There is a frog who is initially at Stone ~1~. He will repeat the following action some number of times to reach Stone ~N~:

• If the frog is currently on Stone ~i~, jump to one of the following stones: Stone ~i+1, i+2, \ldots, N~. Here, a cost of ~(h_j - h_i)^2 + C~ is incurred, where ~j~ is the stone to land on.

Find the minimum possible total cost incurred before the frog reaches Stone ~N~.

Constraints

• All values in input are integers.
• ~2 \le N \le 2 \times 10^5~
• ~1 \le C \le 10^{12}~
• ~1 \le h_1 < h_2 < \ldots < h_N \le 10^6~

Input Specification

The first line will contain two integers ~N, C~.

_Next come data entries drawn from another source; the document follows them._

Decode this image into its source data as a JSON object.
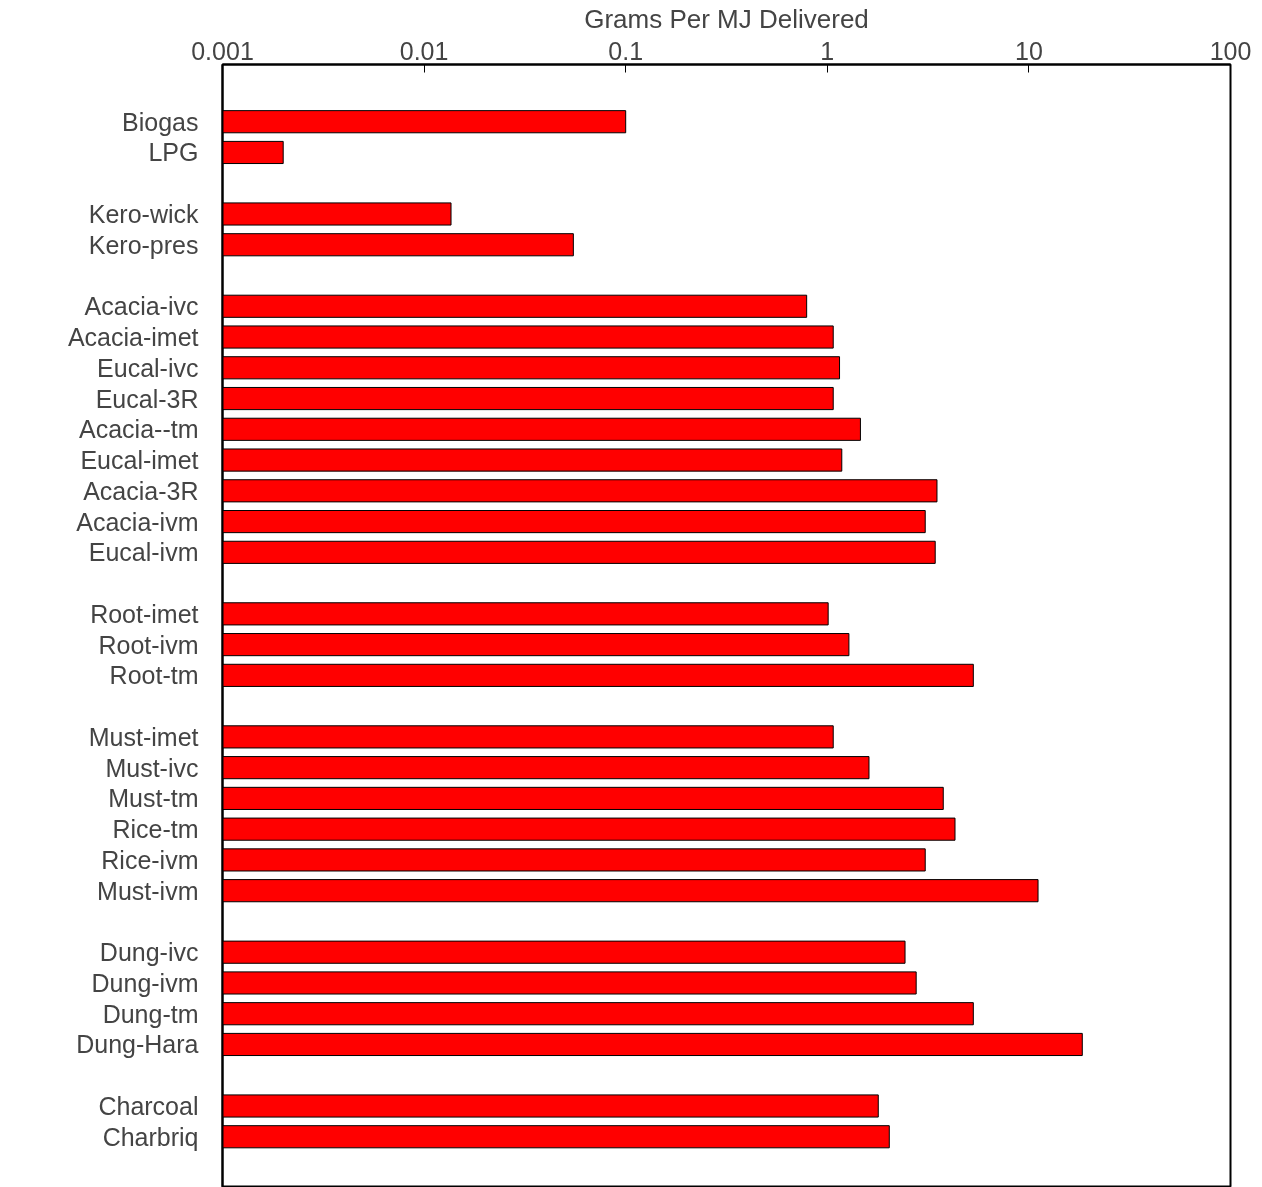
{
  "chart_data": {
    "type": "bar",
    "orientation": "horizontal",
    "xlabel": "Grams Per MJ Delivered",
    "log": "x",
    "xlim": [
      0.001,
      100
    ],
    "xticks": [
      0.001,
      0.01,
      0.1,
      1,
      10,
      100
    ],
    "categories": [
      "Biogas",
      "LPG",
      null,
      "Kero-wick",
      "Kero-pres",
      null,
      "Acacia-ivc",
      "Acacia-imet",
      "Eucal-ivc",
      "Eucal-3R",
      "Acacia--tm",
      "Eucal-imet",
      "Acacia-3R",
      "Acacia-ivm",
      "Eucal-ivm",
      null,
      "Root-imet",
      "Root-ivm",
      "Root-tm",
      null,
      "Must-imet",
      "Must-ivc",
      "Must-tm",
      "Rice-tm",
      "Rice-ivm",
      "Must-ivm",
      null,
      "Dung-ivc",
      "Dung-ivm",
      "Dung-tm",
      "Dung-Hara",
      null,
      "Charcoal",
      "Charbriq"
    ],
    "values": [
      0.1,
      0.002,
      null,
      0.0136,
      0.055,
      null,
      0.79,
      1.07,
      1.15,
      1.07,
      1.46,
      1.18,
      3.5,
      3.06,
      3.43,
      null,
      1.01,
      1.28,
      5.3,
      null,
      1.07,
      1.61,
      3.76,
      4.3,
      3.06,
      11.1,
      null,
      2.43,
      2.76,
      5.3,
      18.4,
      null,
      1.79,
      2.03
    ],
    "color": "#ff0000"
  }
}
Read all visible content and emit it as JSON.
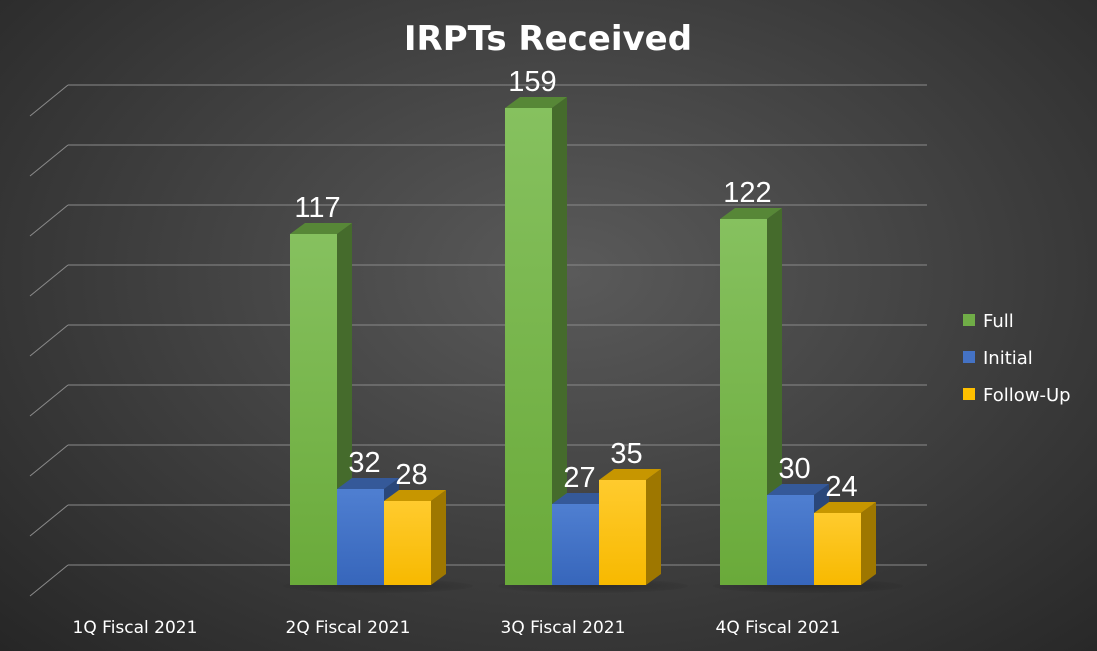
{
  "chart_data": {
    "type": "bar",
    "title": "IRPTs Received",
    "categories": [
      "1Q Fiscal 2021",
      "2Q Fiscal 2021",
      "3Q Fiscal 2021",
      "4Q Fiscal 2021"
    ],
    "series": [
      {
        "name": "Full",
        "values": [
          null,
          117,
          159,
          122
        ],
        "color": "#70ad47"
      },
      {
        "name": "Initial",
        "values": [
          null,
          32,
          27,
          30
        ],
        "color": "#4472c4"
      },
      {
        "name": "Follow-Up",
        "values": [
          null,
          28,
          35,
          24
        ],
        "color": "#ffc000"
      }
    ],
    "ylim": [
      0,
      175
    ],
    "grid": true,
    "legend": "right",
    "style": "3d-clustered-column",
    "background": "#3a3a3a"
  }
}
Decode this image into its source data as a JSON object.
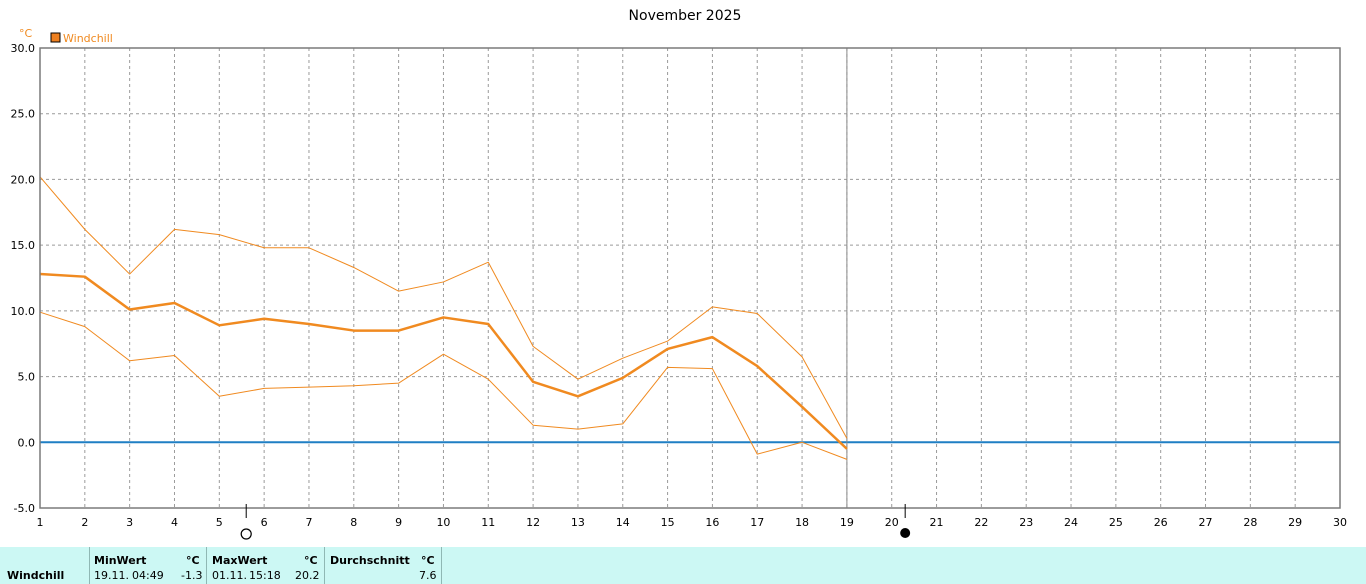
{
  "chart_data": {
    "type": "line",
    "title": "November 2025",
    "ylabel": "°C",
    "legend": "Windchill",
    "x": [
      1,
      2,
      3,
      4,
      5,
      6,
      7,
      8,
      9,
      10,
      11,
      12,
      13,
      14,
      15,
      16,
      17,
      18,
      19
    ],
    "xlim": [
      1,
      30
    ],
    "ylim": [
      -5,
      30
    ],
    "yticks": [
      "30.0",
      "25.0",
      "20.0",
      "15.0",
      "10.0",
      "5.0",
      "0.0",
      "-5.0"
    ],
    "xticks": [
      "1",
      "2",
      "3",
      "4",
      "5",
      "6",
      "7",
      "8",
      "9",
      "10",
      "11",
      "12",
      "13",
      "14",
      "15",
      "16",
      "17",
      "18",
      "19",
      "20",
      "21",
      "22",
      "23",
      "24",
      "25",
      "26",
      "27",
      "28",
      "29",
      "30"
    ],
    "series": [
      {
        "role": "max",
        "values": [
          20.2,
          16.2,
          12.8,
          16.2,
          15.8,
          14.8,
          14.8,
          13.3,
          11.5,
          12.2,
          13.7,
          7.3,
          4.8,
          6.4,
          7.7,
          10.3,
          9.8,
          6.5,
          0.3
        ]
      },
      {
        "role": "avg",
        "values": [
          12.8,
          12.6,
          10.1,
          10.6,
          8.9,
          9.4,
          9.0,
          8.5,
          8.5,
          9.5,
          9.0,
          4.6,
          3.5,
          4.9,
          7.1,
          8.0,
          5.8,
          2.7,
          -0.5
        ]
      },
      {
        "role": "min",
        "values": [
          9.9,
          8.8,
          6.2,
          6.6,
          3.5,
          4.1,
          4.2,
          4.3,
          4.5,
          6.7,
          4.8,
          1.3,
          1.0,
          1.4,
          5.7,
          5.6,
          -0.9,
          0.0,
          -1.3
        ]
      }
    ],
    "reference_line": 0,
    "current_day": 19,
    "moon_phases": [
      {
        "day": 5.6,
        "phase": "full"
      },
      {
        "day": 20.3,
        "phase": "new"
      }
    ],
    "grid": true,
    "colors": {
      "line": "#f08a20",
      "zero_line": "#1f7fc4",
      "legend_box": "#ee8020",
      "grid": "#9a9a9a",
      "axis": "#7a7a7a"
    }
  },
  "summary": {
    "row_label": "Windchill",
    "min_header": "MinWert",
    "min_unit": "°C",
    "min_date": "19.11.",
    "min_time": "04:49",
    "min_value": "-1.3",
    "max_header": "MaxWert",
    "max_unit": "°C",
    "max_date": "01.11.",
    "max_time": "15:18",
    "max_value": "20.2",
    "avg_header": "Durchschnitt",
    "avg_unit": "°C",
    "avg_value": "7.6",
    "background": "#ccf8f4"
  }
}
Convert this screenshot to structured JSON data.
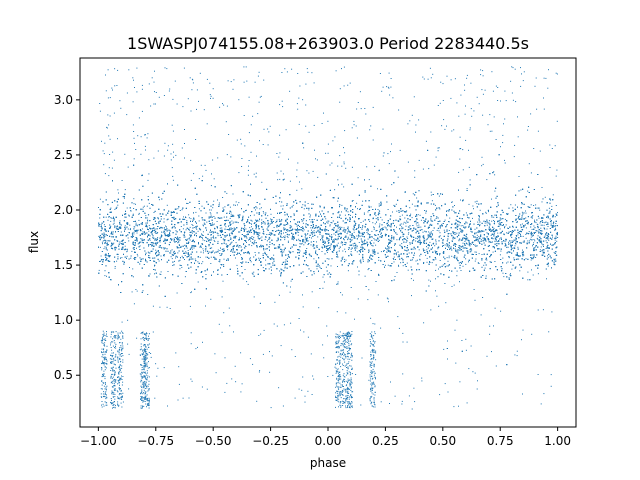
{
  "chart_data": {
    "type": "scatter",
    "title": "1SWASPJ074155.08+263903.0 Period 2283440.5s",
    "xlabel": "phase",
    "ylabel": "flux",
    "xlim": [
      -1.08,
      1.08
    ],
    "ylim": [
      0.03,
      3.38
    ],
    "xticks": [
      -1.0,
      -0.75,
      -0.5,
      -0.25,
      0.0,
      0.25,
      0.5,
      0.75,
      1.0
    ],
    "xtick_labels": [
      "−1.00",
      "−0.75",
      "−0.50",
      "−0.25",
      "0.00",
      "0.25",
      "0.50",
      "0.75",
      "1.00"
    ],
    "yticks": [
      0.5,
      1.0,
      1.5,
      2.0,
      2.5,
      3.0
    ],
    "ytick_labels": [
      "0.5",
      "1.0",
      "1.5",
      "2.0",
      "2.5",
      "3.0"
    ],
    "grid": false,
    "legend": "none",
    "marker_color": "#1f77b4",
    "description": "Phase-folded light curve: dense band of points spanning phase -1 to 1 with flux mostly between about 1.3 and 2.2 (median near 1.75), sparse outliers reaching up to about 3.3; low-flux dips (about 0.2 to 0.9) clustered near phases -0.97, -0.93, -0.80, 0.05, 0.08 and 0.20.",
    "series": [
      {
        "values": [
          [
            -0.998,
            1.76
          ],
          [
            -0.95,
            1.72
          ],
          [
            -0.9,
            1.8
          ],
          [
            -0.85,
            1.7
          ],
          [
            -0.8,
            1.78
          ],
          [
            -0.75,
            1.74
          ],
          [
            -0.7,
            1.81
          ],
          [
            -0.65,
            1.73
          ],
          [
            -0.6,
            1.77
          ],
          [
            -0.55,
            1.75
          ],
          [
            -0.5,
            1.79
          ],
          [
            -0.45,
            1.72
          ],
          [
            -0.4,
            1.76
          ],
          [
            -0.35,
            1.78
          ],
          [
            -0.3,
            1.74
          ],
          [
            -0.25,
            1.77
          ],
          [
            -0.2,
            1.75
          ],
          [
            -0.15,
            1.73
          ],
          [
            -0.1,
            1.78
          ],
          [
            -0.05,
            1.71
          ],
          [
            0.0,
            1.74
          ],
          [
            0.05,
            1.76
          ],
          [
            0.1,
            1.72
          ],
          [
            0.15,
            1.79
          ],
          [
            0.2,
            1.74
          ],
          [
            0.25,
            1.77
          ],
          [
            0.3,
            1.73
          ],
          [
            0.35,
            1.78
          ],
          [
            0.4,
            1.75
          ],
          [
            0.45,
            1.76
          ],
          [
            0.5,
            1.72
          ],
          [
            0.55,
            1.78
          ],
          [
            0.6,
            1.74
          ],
          [
            0.65,
            1.77
          ],
          [
            0.7,
            1.73
          ],
          [
            0.75,
            1.79
          ],
          [
            0.8,
            1.75
          ],
          [
            0.85,
            1.76
          ],
          [
            0.9,
            1.72
          ],
          [
            0.95,
            1.74
          ],
          [
            1.0,
            1.75
          ],
          [
            -0.97,
            0.55
          ],
          [
            -0.93,
            0.5
          ],
          [
            -0.8,
            0.55
          ],
          [
            0.05,
            0.6
          ],
          [
            0.08,
            0.5
          ],
          [
            0.2,
            0.6
          ],
          [
            -0.6,
            3.2
          ],
          [
            -0.3,
            3.25
          ],
          [
            0.45,
            3.2
          ],
          [
            0.8,
            3.3
          ],
          [
            -0.85,
            3.2
          ]
        ]
      }
    ]
  }
}
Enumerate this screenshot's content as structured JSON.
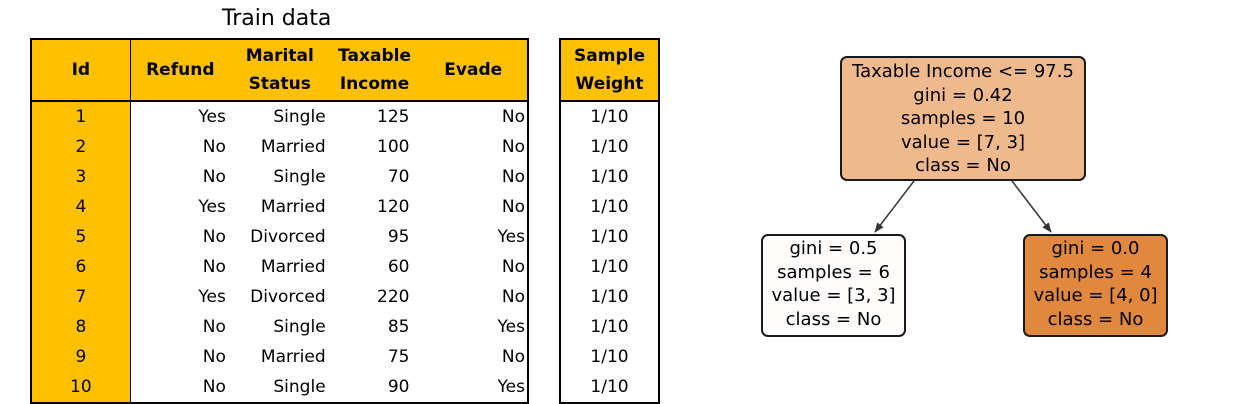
{
  "title": "Train data",
  "train_table": {
    "headers": [
      "Id",
      "Refund",
      "Marital Status",
      "Taxable Income",
      "Evade"
    ],
    "header_lines": [
      [
        "Id"
      ],
      [
        "Refund"
      ],
      [
        "Marital",
        "Status"
      ],
      [
        "Taxable",
        "Income"
      ],
      [
        "Evade"
      ]
    ],
    "rows": [
      [
        "1",
        "Yes",
        "Single",
        "125",
        "No"
      ],
      [
        "2",
        "No",
        "Married",
        "100",
        "No"
      ],
      [
        "3",
        "No",
        "Single",
        "70",
        "No"
      ],
      [
        "4",
        "Yes",
        "Married",
        "120",
        "No"
      ],
      [
        "5",
        "No",
        "Divorced",
        "95",
        "Yes"
      ],
      [
        "6",
        "No",
        "Married",
        "60",
        "No"
      ],
      [
        "7",
        "Yes",
        "Divorced",
        "220",
        "No"
      ],
      [
        "8",
        "No",
        "Single",
        "85",
        "Yes"
      ],
      [
        "9",
        "No",
        "Married",
        "75",
        "No"
      ],
      [
        "10",
        "No",
        "Single",
        "90",
        "Yes"
      ]
    ]
  },
  "weight_table": {
    "header_lines": [
      "Sample",
      "Weight"
    ],
    "values": [
      "1/10",
      "1/10",
      "1/10",
      "1/10",
      "1/10",
      "1/10",
      "1/10",
      "1/10",
      "1/10",
      "1/10"
    ]
  },
  "tree": {
    "root": {
      "lines": [
        "Taxable Income <= 97.5",
        "gini = 0.42",
        "samples = 10",
        "value = [7, 3]",
        "class = No"
      ],
      "fill": "#efb98e"
    },
    "left": {
      "lines": [
        "gini = 0.5",
        "samples = 6",
        "value = [3, 3]",
        "class = No"
      ],
      "fill": "#fffdfb"
    },
    "right": {
      "lines": [
        "gini = 0.0",
        "samples = 4",
        "value = [4, 0]",
        "class = No"
      ],
      "fill": "#e0883e"
    }
  },
  "colors": {
    "header_fill": "#ffc000",
    "border": "#000000"
  }
}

The second line will contain ~N~ integers, ~h_i~.

Output Specification

Print the minimum possible total cost incurred.

Sample Input 1

5 6
1 2 3 4 5

Sample Output 1

20

Explanation For Sample 1

If we follow the path ~1 \rightarrow 3 \rightarrow 5~, the total cost incurred would be ~((3-1)^2 + 6) + ((5-3)^2+6) = 20~.

Sample Input 2

2 1000000000000
500000 1000000

Sample Output 2

1250000000000

Explanation For Sample 2

The answer may not fit into a 32-bit integer type.

Sample Input 3

8 5
1 3 4 5 10 11 12 13

Sample Output 3

62

Explanation For Sample 3

If we follow the path ~1 \rightarrow 2 \rightarrow 4 \rightarrow 8~, the total cost incurred would be ~((3-1)^2+5) + ((5-3)^2+5) + ((10-5)^2+5) + ((13-10)^2+5) = 62~.